Однако для обиды на Некрасова Елисеев и Антонович имели серьезные причины. Ситуация, возникшая после приостановки «Современника», обнажила огромную социальную дистанцию между редактором и его молодыми сотрудниками. К 1862 году Некрасов, единомышленник Чернышевского, Антоновича и Пыпина, — уже совсем не то же, что каждый из них, не разночинец-литератор, лицо сомнительное и в общем незначительное. Некрасов — солидный владелец (на самом деле арендатор, но в любом случае лицо, за собственные деньги издающее журнал) популярного и, по мнению многих, доходного литературного предприятия. Он — поэт, модный в кругах высшего света после поэмы «Тишина» (читавшейся в лучших гостиных, как когда-то гордо сообщал Панаев, любивший бывать в них) и напечатанных в «Колоколе» «Размышлений у парадного подъезда»; его стихи читали и великая княгиня Елена Павловна, вдова великого князя Михаила Павловича, и родная сестра царя Ольга Николаевна, королева Вюртембергская. Он — известный всему Петербургу карточный игрок, охотник, член Английского клуба. Его партнерами по картам были личный друг государя, министр императорского двора граф Александр Владимирович Адлерберг и камергер Александр Агеевич Абаза, товарищами по охоте — граф Леонид Шереметев и управляющий Морским министерством Николай Карлович Краббе, клубным приятелем — Григорий Александрович Строганов, морганатический супруг младшей дочери Николая I великой княгини Марии Николаевны, герцогини Лейхтенбергской. Дом Некрасова еще в 1850-е годы посещал будущий военный министр Дмитрий Алексеевич Милютин. Одним из его лечащих врачей будет лейб-медик Сергей Петрович Боткин — знаменитый хирург, брат прежнего приятеля Некрасова Василия Петровича Боткина.
И, что особенно важно в данном случае, «не тем же, что они» (Елисеев и Антонович), Некрасов был в глазах правительства и высшего общества. Это хорошо сформулировал Петр Александрович Валуев, министр внутренних дел, в чьи руки в это время переходили цензура и надзор за печатью, записавший в дневнике 27 июня 1862 года: «Вчера был у меня Некрасов по делу о «Современнике». Неприятная личность, но лично он не заговорщик, у него есть деньги». И сам Некрасов имел к правительству другое отношение, чем его «консистория». Последние события, конечно, отрезвили его и избавили от иллюзий о возможности полноценного сотрудничества между правительством и обществом; тем не менее правительство не было для него однородной враждебной и потенциально опасной силой. Оно и в самом деле не было однородным. Несмотря на усиление репрессивных тенденций в управлении печатью и страной в целом, в правительстве всегда сохранялись либеральные и даже «красные» элементы, сохраняли свои позиции братья Милютины, Головнин, великий князь Константин Николаевич. Тот же Валуев не был однозначным реакционером, стремясь выглядеть скорее просвещенным консерватором. Был сильный и опасный граф Муравьев, но силу имел и либеральнейший внук генералиссимуса, петербургский военный генерал-губернатор Александр Аркадьевич Суворов. Это, конечно, не означало, что кто-нибудь в правительстве мог одобрять цели и методы Чернышевского и Михайлова, но не всем в правительстве единомышленники Михайлова и Чернышевского должны были казаться опасными людьми. И в рядах высшей бюрократии было немало тех, кто считал, что и такая позиция может — естественно, под контролем — иметь место в общем «хоре» и что подрывная деятельность части этих людей еще не означает, что все, кто придерживается сходных взглядов, абсолютно вредны.

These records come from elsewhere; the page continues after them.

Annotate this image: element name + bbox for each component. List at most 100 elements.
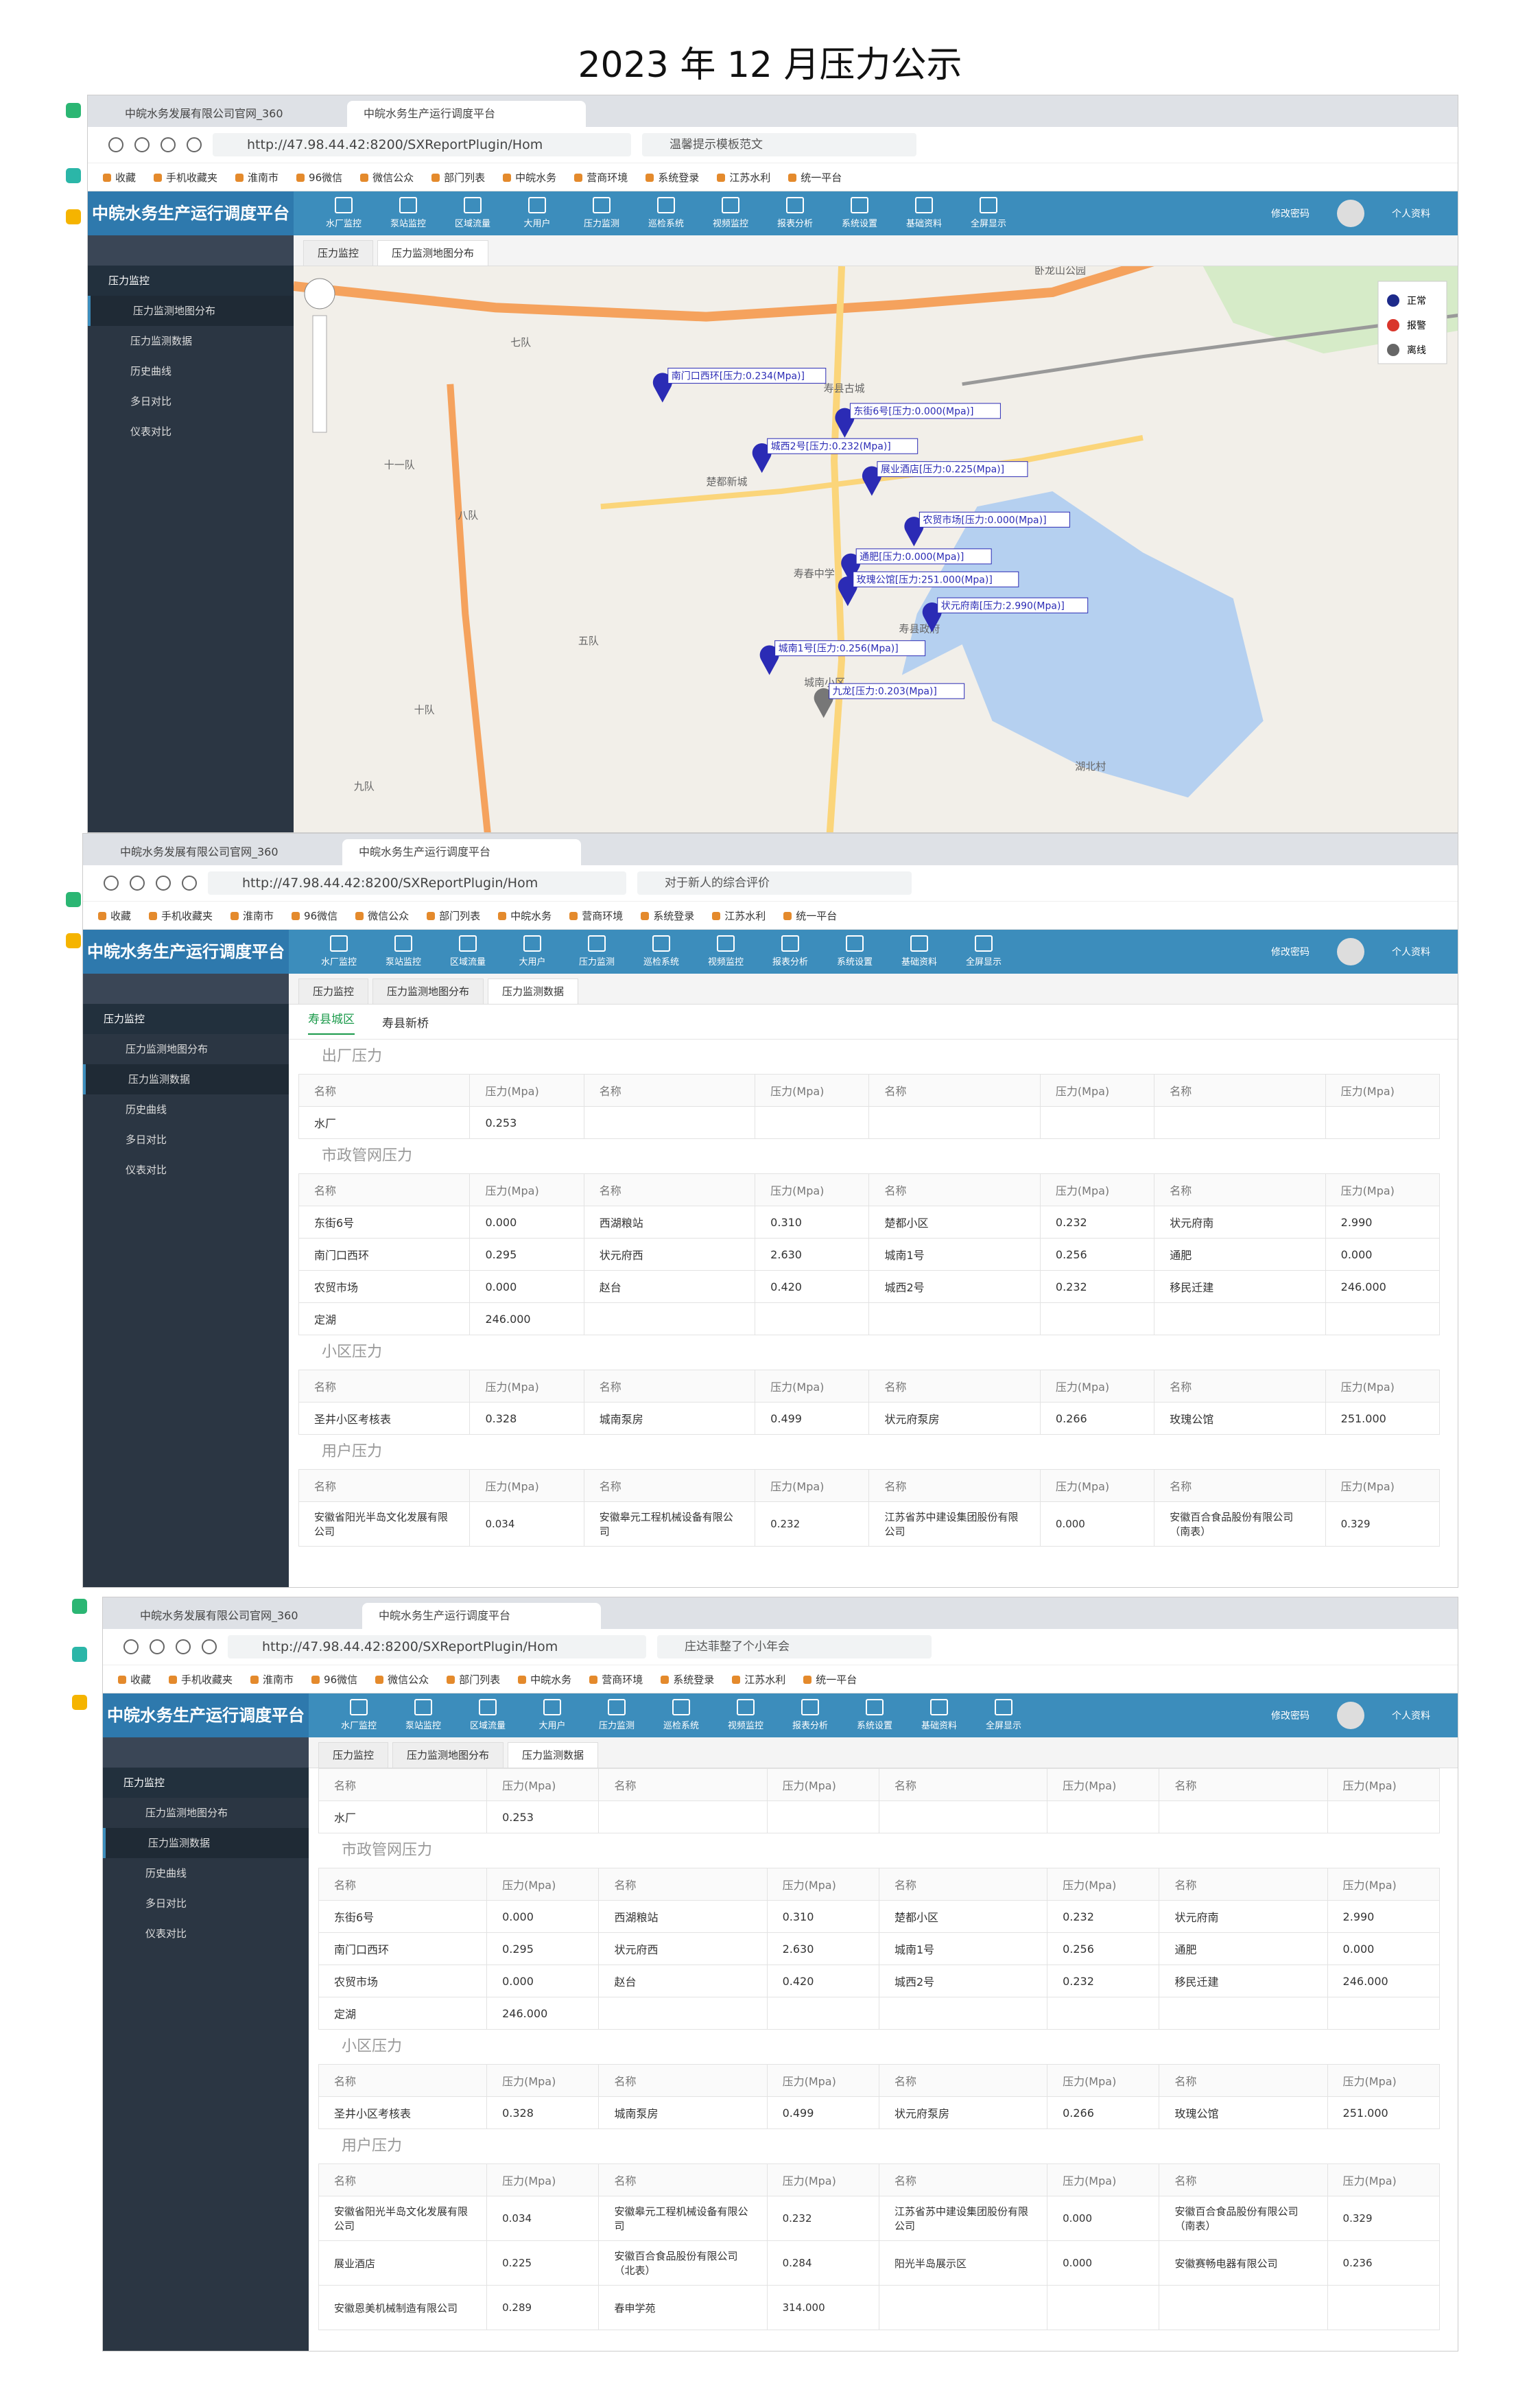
page-tab[interactable]: 压力监测地图分布: [372, 978, 484, 1004]
nav-item[interactable]: 泵站监控: [374, 930, 433, 974]
page-tab[interactable]: 压力监控: [298, 978, 369, 1004]
bookmark[interactable]: 微信公众: [355, 908, 409, 923]
bookmark[interactable]: 江苏水利: [732, 1672, 785, 1687]
page-tab[interactable]: 压力监测地图分布: [392, 1742, 504, 1768]
bookmark[interactable]: 手机收藏夹: [149, 908, 213, 923]
url[interactable]: http://47.98.44.42:8200/SXReportPlugin/H…: [213, 133, 631, 156]
sidebar-group[interactable]: 压力监控: [83, 1004, 289, 1034]
sub-tab[interactable]: 寿县城区: [308, 1009, 355, 1035]
nav-button[interactable]: [182, 876, 197, 891]
sidebar-item[interactable]: 压力监测数据: [83, 1064, 289, 1094]
bookmark[interactable]: 中皖水务: [518, 1672, 571, 1687]
sidebar-toggle[interactable]: [103, 1737, 309, 1768]
station-name[interactable]: 安徽百合食品股份有限公司（南表）: [1159, 2196, 1328, 2241]
bookmark[interactable]: 淮南市: [250, 1672, 294, 1687]
station-name[interactable]: 圣井小区考核表: [298, 1402, 471, 1435]
sidebar-item[interactable]: 历史曲线: [130, 365, 172, 377]
station-name[interactable]: 楚都小区: [878, 1900, 1048, 1933]
station-name[interactable]: 安徽皋元工程机械设备有限公司: [598, 2196, 768, 2241]
bookmark[interactable]: 96微信: [311, 1672, 357, 1687]
station-name[interactable]: 阳光半岛展示区: [878, 2240, 1048, 2286]
station-name[interactable]: 城南泵房: [598, 2096, 768, 2129]
nav-item[interactable]: 区域流量: [438, 930, 497, 974]
station-name[interactable]: 南门口西环: [318, 1932, 488, 1965]
nav-button[interactable]: [150, 1639, 165, 1654]
nav-item[interactable]: 水厂监控: [314, 191, 373, 235]
nav-item[interactable]: 报表分析: [766, 191, 825, 235]
station-name[interactable]: 江苏省苏中建设集团股份有限公司: [868, 1501, 1041, 1547]
nav-item[interactable]: 视频监控: [696, 930, 755, 974]
nav-button[interactable]: [130, 876, 145, 891]
sidebar-item[interactable]: 多日对比: [145, 1897, 187, 1910]
bookmark[interactable]: 部门列表: [447, 1672, 500, 1687]
nav-button[interactable]: [176, 1639, 191, 1654]
station-name[interactable]: 状元府南: [1154, 1206, 1326, 1239]
bookmark[interactable]: 手机收藏夹: [154, 170, 217, 185]
bookmark[interactable]: 统一平台: [783, 908, 837, 923]
bookmark[interactable]: 营商环境: [574, 170, 628, 185]
browser-tab[interactable]: 中皖水务生产运行调度平台: [342, 839, 581, 865]
nav-item[interactable]: 基础资料: [895, 191, 953, 235]
station-name[interactable]: 展业酒店: [318, 2240, 488, 2286]
nav-item[interactable]: 压力监测: [587, 1693, 646, 1737]
nav-button[interactable]: [202, 1639, 217, 1654]
station-name[interactable]: 安徽赛畅电器有限公司: [1159, 2240, 1328, 2286]
bookmark[interactable]: 中皖水务: [498, 908, 552, 923]
nav-item[interactable]: 基础资料: [910, 1693, 969, 1737]
bookmark[interactable]: 淮南市: [230, 908, 274, 923]
sidebar-item[interactable]: 多日对比: [126, 1134, 167, 1146]
sidebar-item[interactable]: 仪表对比: [130, 425, 172, 438]
page-tab[interactable]: 压力监测数据: [508, 1742, 599, 1768]
sub-tab[interactable]: 寿县新桥: [382, 1016, 429, 1031]
bookmark[interactable]: 系统登录: [645, 170, 699, 185]
station-name[interactable]: 状元府西: [598, 1932, 768, 1965]
nav-button[interactable]: [156, 876, 171, 891]
nav-item[interactable]: 巡检系统: [652, 1693, 711, 1737]
station-name[interactable]: 定湖: [298, 1302, 471, 1335]
search-box[interactable]: 对于新人的综合评价: [637, 871, 912, 895]
bookmark[interactable]: 部门列表: [427, 908, 480, 923]
nav-item[interactable]: 压力监测: [567, 930, 626, 974]
nav-item[interactable]: 水厂监控: [309, 930, 368, 974]
nav-button[interactable]: [123, 1639, 139, 1654]
nav-item[interactable]: 视频监控: [701, 191, 760, 235]
station-name[interactable]: 农贸市场: [318, 1964, 488, 1997]
station-name[interactable]: 农贸市场: [298, 1270, 471, 1303]
station-name[interactable]: 通肥: [1154, 1238, 1326, 1271]
bookmark[interactable]: 微信公众: [375, 1672, 429, 1687]
sidebar-group[interactable]: 压力监控: [103, 1768, 309, 1798]
station-name[interactable]: 春申学苑: [598, 2285, 768, 2330]
nav-button[interactable]: [104, 876, 119, 891]
station-name[interactable]: 城西2号: [868, 1270, 1041, 1303]
nav-button[interactable]: [187, 137, 202, 152]
station-name[interactable]: 玫瑰公馆: [1154, 1402, 1326, 1435]
station-name[interactable]: 安徽恩美机械制造有限公司: [318, 2285, 488, 2330]
station-name[interactable]: 安徽百合食品股份有限公司（北表）: [598, 2240, 768, 2286]
sidebar-item[interactable]: 压力监测数据: [130, 335, 193, 347]
nav-item[interactable]: 系统设置: [825, 930, 884, 974]
sidebar-item[interactable]: 压力监测地图分布: [88, 296, 294, 326]
bookmark[interactable]: 96微信: [296, 170, 342, 185]
nav-item[interactable]: 泵站监控: [379, 191, 438, 235]
bookmark[interactable]: 收藏: [98, 908, 131, 923]
user-link[interactable]: 修改密码: [1271, 947, 1310, 958]
nav-item[interactable]: 全屏显示: [974, 1693, 1033, 1737]
user-link[interactable]: 修改密码: [1271, 209, 1310, 220]
nav-item[interactable]: 系统设置: [845, 1693, 904, 1737]
bookmark[interactable]: 江苏水利: [717, 170, 770, 185]
bookmark[interactable]: 统一平台: [788, 170, 842, 185]
nav-item[interactable]: 报表分析: [761, 930, 820, 974]
station-name[interactable]: 安徽皋元工程机械设备有限公司: [583, 1501, 756, 1547]
user-link[interactable]: 个人资料: [1392, 1711, 1430, 1722]
page-tab[interactable]: 压力监测地图分布: [377, 240, 489, 266]
station-name[interactable]: 城南1号: [868, 1238, 1041, 1271]
station-name[interactable]: 安徽百合食品股份有限公司（南表）: [1154, 1501, 1326, 1547]
station-name[interactable]: 状元府泵房: [868, 1402, 1041, 1435]
station-name[interactable]: 赵台: [583, 1270, 756, 1303]
nav-item[interactable]: 水厂监控: [329, 1693, 388, 1737]
nav-item[interactable]: 视频监控: [716, 1693, 775, 1737]
station-name[interactable]: 状元府西: [583, 1238, 756, 1271]
page-tab[interactable]: 压力监控: [303, 240, 374, 266]
station-name[interactable]: 圣井小区考核表: [318, 2096, 488, 2129]
nav-item[interactable]: 基础资料: [890, 930, 949, 974]
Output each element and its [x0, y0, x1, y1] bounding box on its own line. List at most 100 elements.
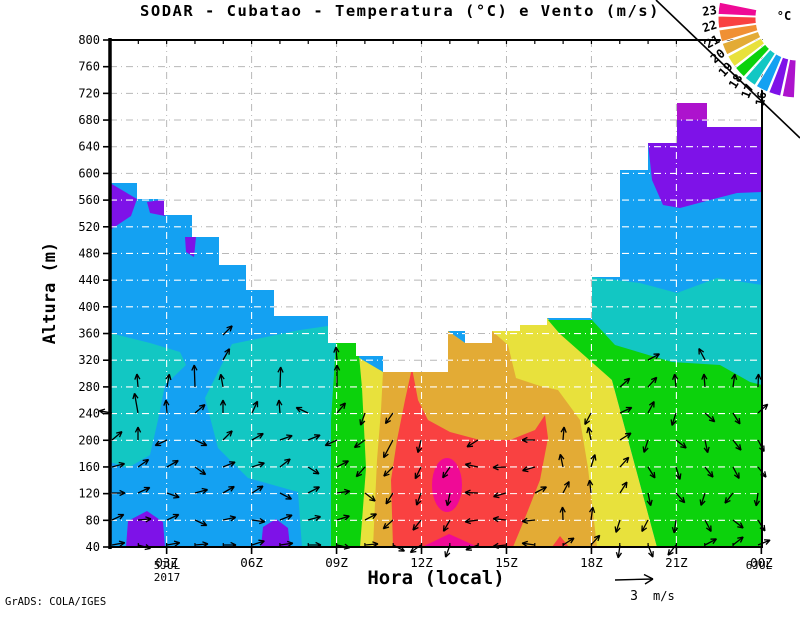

Некрасов, собираясь возобновить издание журнала, стремился занять позицию «владельца» журнала, чья «консистория» иногда «выходит из-под контроля», но сама по себе не настолько опасна, чтобы ее уничтожать. Его фигура «не-заговорщика» как бы сама по себе придавала его журналу вид не поджигательно-революционного, выходящего из легального поля (как его на время представила деятельность Михайлова, Обручева и Чернышевского), но всего лишь «оппозиционного» издания. Министр Валуев не мог поверить, что человек, у которого есть деньги, финансирует заговорщиков и поджигателей. Поэтому нарочитое дистанцирование Некрасова от его «консистории» было в то время единственно правильной и спасительной для «Современника» позицией (схожей была позиция Благосветлова, издателя в еще большей степени радикального «Русского слова»). Да и сам Некрасов ощущал, что либеральный ресурс правительства себя не исчерпал, что власть не ассоциирует его журнал напрямую с подпольной деятельностью некоторых бывших членов его редакции и что препятствия к возобновлению выпуска «Современника» в том же виде можно будет преодолеть.